Isabelle Priour (ECL 2002) : un médecin réanimateur au coeur de la crise Covid-19

Il y a pile un an, la première vague de la Covid-19 frappait la France, submergeant rapidement son système hospitalier. Chahuté, prenant l’eau au plus fort de la tempête, ce dernier a tenu bon, s’est adapté pour garder le cap et faire face aux nouvelles bourrasques. Cet épisode, Isabelle Priour (ECL 2002) médecin réanimateur dans le 92, l’a vécu en première ligne. Une expérience qu’elle a acceptée de partager lors du webinaire organisé par l’ACL le 24 février dernier. En voici le résumé.


Isabelle Priour exerçait comme médecin au service de réanimation de l’hôpital Foch à Suresnes lors de l’arrivée de la première vague de Covid-19 en mars 2020. Pour être tout à fait exact, elle partait en vacances quand la vague est arrivée.
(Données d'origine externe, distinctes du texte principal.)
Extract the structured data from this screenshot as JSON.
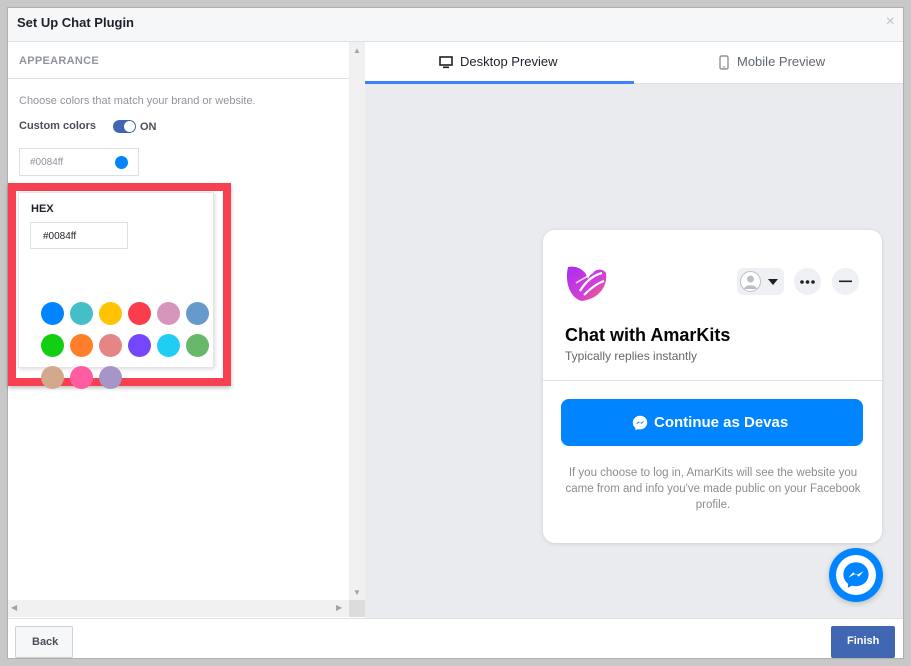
{
  "dialog": {
    "title": "Set Up Chat Plugin",
    "close_glyph": "×"
  },
  "left": {
    "section_title": "APPEARANCE",
    "description": "Choose colors that match your brand or website.",
    "custom_colors_label": "Custom colors",
    "toggle_state": "ON",
    "selected_color_value": "#0084ff",
    "picker": {
      "hex_label": "HEX",
      "hex_value": "#0084ff",
      "swatches": [
        "#0084ff",
        "#44bec7",
        "#ffc300",
        "#fa3c4c",
        "#d696bb",
        "#6699cc",
        "#13cf13",
        "#ff7e29",
        "#e68585",
        "#7646ff",
        "#20cef5",
        "#67b868",
        "#d4a88c",
        "#ff5ca1",
        "#a695c7"
      ]
    }
  },
  "right": {
    "tabs": [
      {
        "label": "Desktop Preview",
        "icon": "desktop-icon",
        "active": true
      },
      {
        "label": "Mobile Preview",
        "icon": "mobile-icon",
        "active": false
      }
    ],
    "card": {
      "title": "Chat with AmarKits",
      "subtitle": "Typically replies instantly",
      "continue_label": "Continue as Devas",
      "notice": "If you choose to log in, AmarKits will see the website you came from and info you've made public on your Facebook profile."
    }
  },
  "footer": {
    "back_label": "Back",
    "finish_label": "Finish"
  },
  "colors": {
    "accent": "#4267b2",
    "messenger_blue": "#0084ff",
    "highlight_border": "#f74050"
  }
}
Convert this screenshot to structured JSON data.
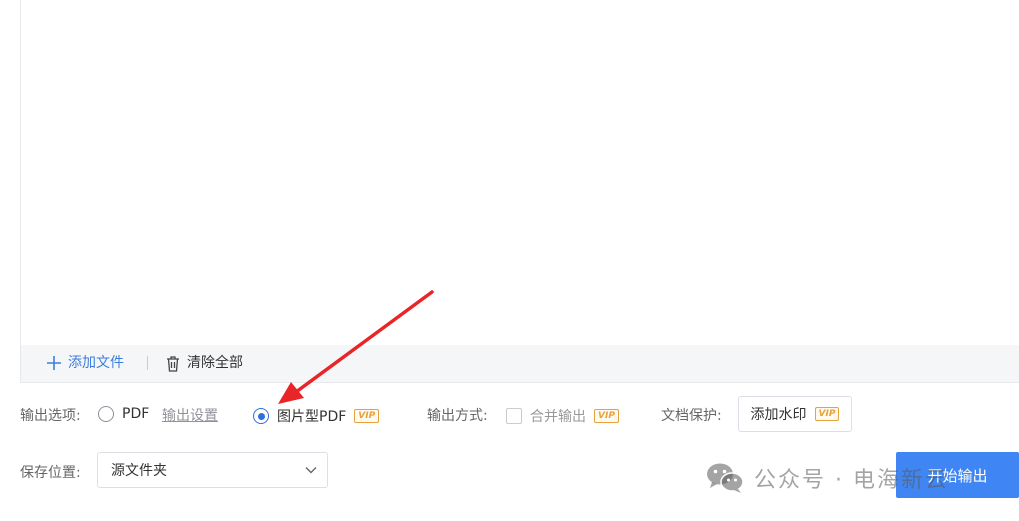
{
  "file_toolbar": {
    "add_label": "添加文件",
    "clear_label": "清除全部"
  },
  "output_options": {
    "label": "输出选项:",
    "pdf_label": "PDF",
    "settings_link": "输出设置",
    "image_pdf_label": "图片型PDF",
    "image_pdf_vip": "VIP",
    "selected": "图片型PDF"
  },
  "output_mode": {
    "label": "输出方式:",
    "merge_label": "合并输出",
    "merge_vip": "VIP",
    "merge_checked": false
  },
  "doc_protect": {
    "label": "文档保护:",
    "watermark_label": "添加水印",
    "watermark_vip": "VIP"
  },
  "save_location": {
    "label": "保存位置:",
    "value": "源文件夹"
  },
  "start_button": "开始输出",
  "watermark_overlay": {
    "text": "公众号 · 电海新云"
  },
  "colors": {
    "accent": "#3f86f4",
    "link": "#3d7ddc",
    "vip": "#e6a23c",
    "arrow": "#e8262a"
  }
}
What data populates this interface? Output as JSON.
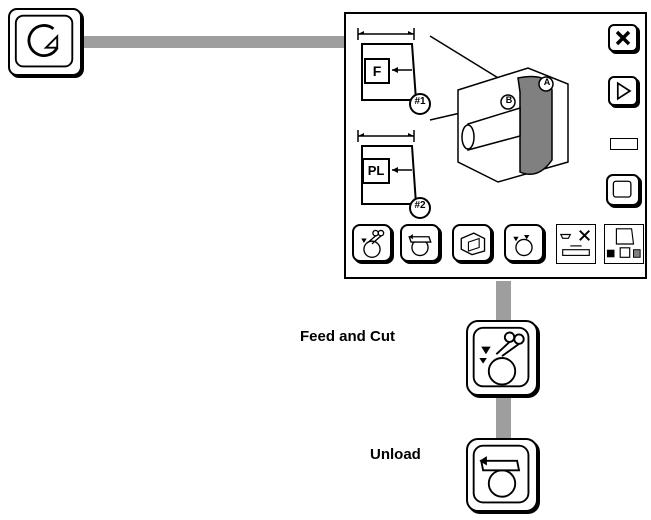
{
  "callouts": {
    "feed_and_cut": "Feed and Cut",
    "unload": "Unload"
  },
  "panel": {
    "upper_media_label": "F",
    "lower_media_label": "PL",
    "upper_spool_number": "#1",
    "lower_spool_number": "#2",
    "cutter_point_a": "A",
    "cutter_point_b": "B"
  },
  "icons": {
    "start": "rotate-arrow-icon",
    "close": "close-icon",
    "play": "play-icon",
    "status": "status-indicator",
    "page": "page-icon",
    "toolbar": [
      "feed-and-cut-icon",
      "unload-icon",
      "load-sheet-icon",
      "feed-icon",
      "cut-settings-icon",
      "media-layout-icon"
    ]
  },
  "colors": {
    "connector": "#9e9e9e",
    "outline": "#000000",
    "cutter_shade": "#808080"
  }
}
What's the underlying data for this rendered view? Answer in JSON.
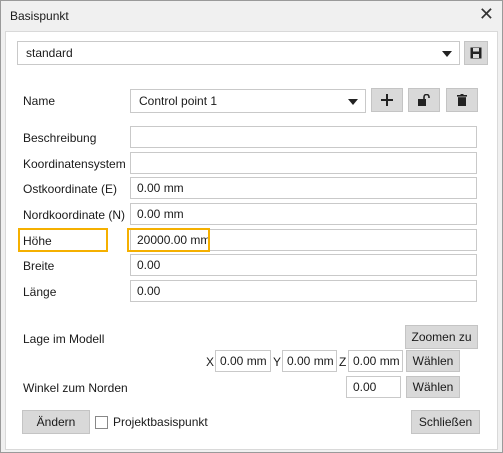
{
  "window": {
    "title": "Basispunkt",
    "close_glyph": "✕"
  },
  "preset": {
    "value": "standard",
    "save_icon": "floppy-disk-icon"
  },
  "name_row": {
    "label": "Name",
    "value": "Control point 1",
    "add_icon": "plus-icon",
    "lock_icon": "unlock-icon",
    "delete_icon": "trash-icon"
  },
  "fields": [
    {
      "label": "Beschreibung",
      "value": ""
    },
    {
      "label": "Koordinatensystem",
      "value": ""
    },
    {
      "label": "Ostkoordinate  (E)",
      "value": "0.00 mm"
    },
    {
      "label": "Nordkoordinate  (N)",
      "value": "0.00 mm"
    },
    {
      "label": "Höhe",
      "value": "20000.00 mm"
    },
    {
      "label": "Breite",
      "value": "0.00"
    },
    {
      "label": "Länge",
      "value": "0.00"
    }
  ],
  "highlight_color": "#f5b000",
  "model": {
    "label": "Lage im Modell",
    "zoom_button": "Zoomen zu",
    "x_label": "X",
    "x_value": "0.00 mm",
    "y_label": "Y",
    "y_value": "0.00 mm",
    "z_label": "Z",
    "z_value": "0.00 mm",
    "select_button": "Wählen"
  },
  "north": {
    "label": "Winkel zum Norden",
    "value": "0.00",
    "select_button": "Wählen"
  },
  "footer": {
    "change_button": "Ändern",
    "checkbox_label": "Projektbasispunkt",
    "close_button": "Schließen"
  }
}
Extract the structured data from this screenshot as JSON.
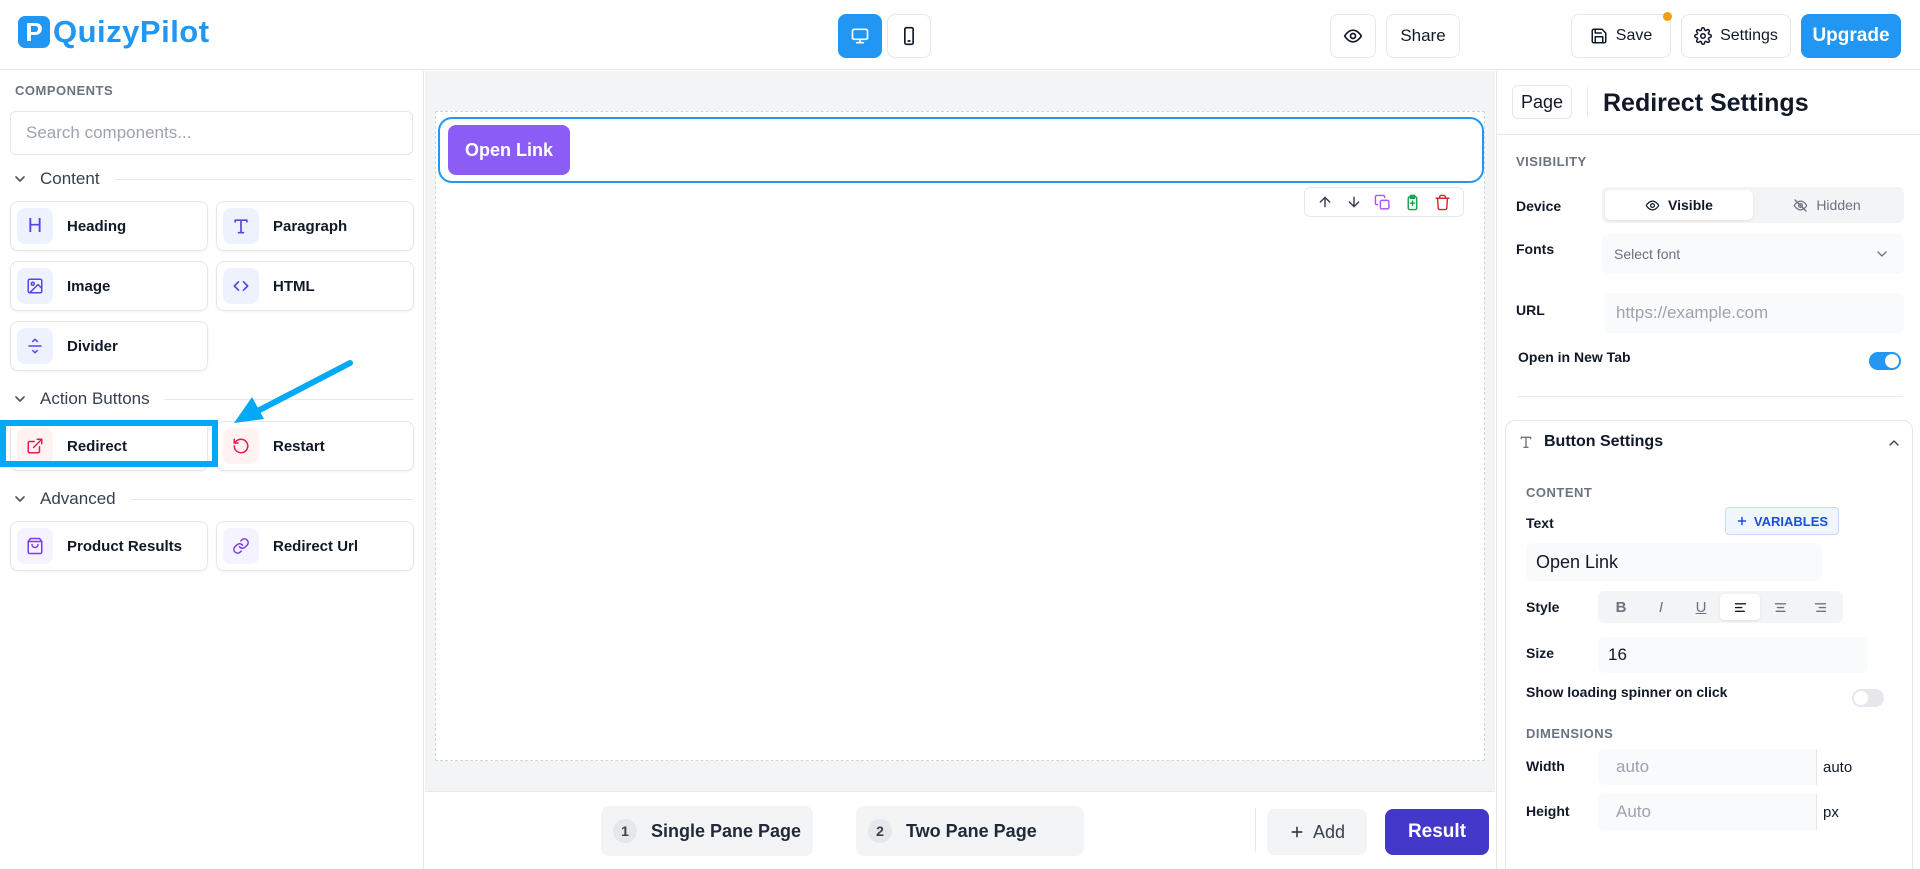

Quelques jours bien mérités qui vont s’avérer d’autant plus précieux au regard des semaines et des mois qui vont suivre.  

Avant qu’elle ne prenne ses congés, la pandémie n’avait pas encore touché son hôpital. Quelques lointains voyants commençaient certes à clignoter dans certains hôpitaux de l’est de la France,. Une « grippette » pensait-elle à l’époque. Jusqu’à ce premier webinaire avec des collègues des services réa de Colmar, décrivant la situation apocalyptique à laquelle ils étaient confrontés depuis plusieurs jours.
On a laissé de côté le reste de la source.